I'd like to think I wouldn't spank, but I tend to have a bit of a temper and little patience especially for brats.

That's the wrong reason to spank. My dad always explained exactly why I was being spanked, told me he loved me and wanted me to know that he hated doing this, then gave me the whipping. It was never a spur of the moment act. Sometimes I think it was harder on him than it was on me.
 
That's the wrong reason to spank. My dad always explained exactly why I was being spanked, told me he loved me and wanted me to know that he hated doing this, then gave me the whipping. It was never a spur of the moment act. Sometimes I think it was harder on him than it was on me.

Maybe, but that just creeps me out. I mean spanking a kid so nonchalantly seems weird to me. If what they did wasn't enough to make me angry I don't know that I could spank them for it. Besides my memory may be a little fuzzy, but I'm pretty sure I never really gave a darn that my mother loved me while she was spanking me.
 
I'm sure you can as well. Good think a regular ol' spanking is light years away from physical assault. :)
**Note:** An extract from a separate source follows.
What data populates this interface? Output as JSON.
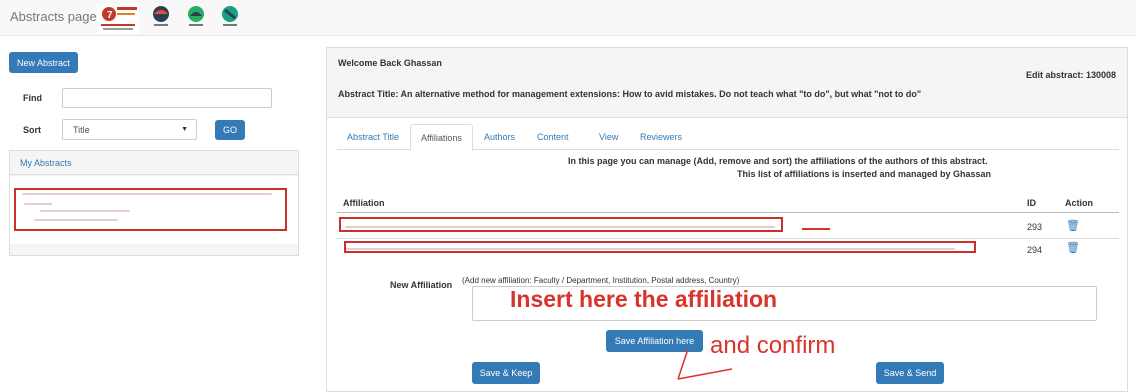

Well, I don't know about your standard of what spanking is. I guess the sort I used to get were the "heavy" kind. Still, I'm repulsed by the idea of it in general. A good parent should not have to cause physical pain to get their point across.
 
Spanking seems normal enough, but if you take a step back and look at it objectively, it's abhorrent. It only seems acceptable because we've all grown up with it. I don't really think that it's good idea to teach a kid that physical violence will solve problems, or correct wrongs, or is a valid tool to be used as a threat.